The first is an artistic stroke. Sea Cows for Kids is a program that has placed 50 fiberglass manatees, all of them painted and molded around a different theme, throughout Jacksonville. Sally Corp, which has one of the coolest looking buildings downtown, created the manatees and different Jacksonville businesses sponsor each one. Mrs. Mosley and I went downtown about a month ago to take pictures of some of them. It was a Sunday afternoon during a Jaguars game and downtown, as is the trend for our downtown on a weekend, was nearly a ghost town. We parked and walked from manatee to manatee, taking pictures. The only other people we saw were...also taking pictures of the manatees. Needless to say, we have a long way to go in order to get our downtown jumping again.

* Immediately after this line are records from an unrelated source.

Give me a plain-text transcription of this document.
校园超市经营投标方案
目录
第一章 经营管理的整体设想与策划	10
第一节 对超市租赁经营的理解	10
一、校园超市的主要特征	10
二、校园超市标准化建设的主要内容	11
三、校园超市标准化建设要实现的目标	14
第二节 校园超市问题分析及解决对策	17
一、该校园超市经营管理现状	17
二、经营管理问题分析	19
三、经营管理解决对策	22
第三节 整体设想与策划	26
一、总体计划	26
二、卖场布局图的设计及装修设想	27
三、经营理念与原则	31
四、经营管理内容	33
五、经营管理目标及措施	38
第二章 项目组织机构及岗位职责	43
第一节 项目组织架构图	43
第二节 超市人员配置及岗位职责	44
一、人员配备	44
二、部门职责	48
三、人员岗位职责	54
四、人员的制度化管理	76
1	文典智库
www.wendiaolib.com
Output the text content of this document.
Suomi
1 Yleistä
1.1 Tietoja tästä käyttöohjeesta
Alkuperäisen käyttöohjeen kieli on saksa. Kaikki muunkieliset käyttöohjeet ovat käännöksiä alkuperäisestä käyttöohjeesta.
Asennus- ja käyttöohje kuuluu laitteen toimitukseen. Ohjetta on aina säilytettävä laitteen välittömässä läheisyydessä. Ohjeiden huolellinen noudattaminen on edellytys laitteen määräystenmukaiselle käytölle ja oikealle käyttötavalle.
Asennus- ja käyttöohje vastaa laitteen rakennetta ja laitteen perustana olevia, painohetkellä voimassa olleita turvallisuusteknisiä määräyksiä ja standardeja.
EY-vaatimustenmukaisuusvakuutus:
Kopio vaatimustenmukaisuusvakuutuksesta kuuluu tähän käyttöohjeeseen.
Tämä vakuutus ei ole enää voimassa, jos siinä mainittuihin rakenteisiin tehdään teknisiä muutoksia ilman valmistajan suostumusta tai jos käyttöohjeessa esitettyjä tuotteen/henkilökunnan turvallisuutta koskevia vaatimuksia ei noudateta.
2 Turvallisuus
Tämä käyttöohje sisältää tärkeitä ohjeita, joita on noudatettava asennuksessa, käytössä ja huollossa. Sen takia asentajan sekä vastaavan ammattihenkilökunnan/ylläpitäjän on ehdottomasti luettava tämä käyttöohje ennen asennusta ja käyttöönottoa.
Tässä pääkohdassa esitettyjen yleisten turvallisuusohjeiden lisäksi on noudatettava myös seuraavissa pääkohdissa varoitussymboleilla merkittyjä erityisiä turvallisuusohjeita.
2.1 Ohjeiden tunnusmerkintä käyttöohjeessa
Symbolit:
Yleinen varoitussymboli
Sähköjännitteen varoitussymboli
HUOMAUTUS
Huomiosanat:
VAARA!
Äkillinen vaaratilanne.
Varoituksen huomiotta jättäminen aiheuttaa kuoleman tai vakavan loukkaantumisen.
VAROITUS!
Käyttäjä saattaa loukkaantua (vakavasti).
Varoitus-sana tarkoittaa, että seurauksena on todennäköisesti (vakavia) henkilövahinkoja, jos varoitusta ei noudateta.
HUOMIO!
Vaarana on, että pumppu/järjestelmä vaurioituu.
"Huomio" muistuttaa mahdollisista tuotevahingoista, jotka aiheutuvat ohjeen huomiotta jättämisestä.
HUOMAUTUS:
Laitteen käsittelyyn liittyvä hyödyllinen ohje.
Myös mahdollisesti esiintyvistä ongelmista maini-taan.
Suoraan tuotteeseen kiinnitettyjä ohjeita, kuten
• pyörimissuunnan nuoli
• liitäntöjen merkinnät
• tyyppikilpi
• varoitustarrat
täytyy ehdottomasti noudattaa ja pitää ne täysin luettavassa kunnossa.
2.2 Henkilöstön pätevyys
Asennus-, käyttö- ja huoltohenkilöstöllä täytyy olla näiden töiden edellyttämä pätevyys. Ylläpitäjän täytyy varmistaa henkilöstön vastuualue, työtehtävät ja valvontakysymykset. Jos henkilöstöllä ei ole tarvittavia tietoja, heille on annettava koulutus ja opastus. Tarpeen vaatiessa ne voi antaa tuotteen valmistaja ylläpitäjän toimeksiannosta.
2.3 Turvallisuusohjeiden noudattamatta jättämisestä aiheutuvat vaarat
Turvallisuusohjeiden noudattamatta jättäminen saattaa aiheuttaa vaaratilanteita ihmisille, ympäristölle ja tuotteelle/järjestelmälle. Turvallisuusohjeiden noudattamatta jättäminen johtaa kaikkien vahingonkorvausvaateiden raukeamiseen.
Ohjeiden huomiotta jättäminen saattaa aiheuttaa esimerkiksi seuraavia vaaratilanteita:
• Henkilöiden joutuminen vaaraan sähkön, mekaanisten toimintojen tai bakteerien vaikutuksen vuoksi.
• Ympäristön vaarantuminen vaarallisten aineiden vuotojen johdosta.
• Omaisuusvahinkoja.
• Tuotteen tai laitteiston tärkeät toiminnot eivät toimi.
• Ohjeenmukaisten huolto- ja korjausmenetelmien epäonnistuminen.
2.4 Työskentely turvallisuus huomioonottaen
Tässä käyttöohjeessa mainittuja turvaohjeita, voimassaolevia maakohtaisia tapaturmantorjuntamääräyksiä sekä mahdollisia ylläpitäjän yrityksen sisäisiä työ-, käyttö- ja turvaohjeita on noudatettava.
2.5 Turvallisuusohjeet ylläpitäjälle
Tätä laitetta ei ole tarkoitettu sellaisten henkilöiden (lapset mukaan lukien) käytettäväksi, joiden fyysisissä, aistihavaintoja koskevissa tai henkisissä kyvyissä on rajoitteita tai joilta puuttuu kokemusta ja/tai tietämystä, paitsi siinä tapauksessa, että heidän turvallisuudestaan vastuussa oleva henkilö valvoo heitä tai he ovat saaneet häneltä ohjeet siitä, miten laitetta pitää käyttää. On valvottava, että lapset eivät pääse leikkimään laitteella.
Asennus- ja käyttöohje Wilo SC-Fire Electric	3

The second is a marketing maneuver. The city paid a local PR group $91,000 to come up with a new slogan for the city: "Jacksonville: Where Florida Begins". Not only is this geographically true (I-95 is the busiest artery into Florida, and it first comes through Jax), it's also very elegant in it's simplicity. I've certainly heard worse. Fans of Michael Moore's "Roger & Me" will remember the cheesy "Our new spark will excite you" slogan that Flint, Michigan came up with for their revitalization. Plus, and here's where the cynical part of me peeks through, the slogan doesn't make any high promises. Instead of saying that our city is the greatest thing since sliced bread, it simply puts a kernel of knowledge into people's brains that we exist and that we have great potential. Any other conclusions can be drawn from the visitors themselves.
Jacksonville certainly isn't alone in the area of needing to revamp downtown. Having worked in the are for coming on 18 months now, I can see it possibly becoming a pedestrian downtown, as opposed to the pace where people work nine to five on Monday through Friday. I doubt the Super Bowl will work the overnight miracles people are hoping for, but it can be a decent start.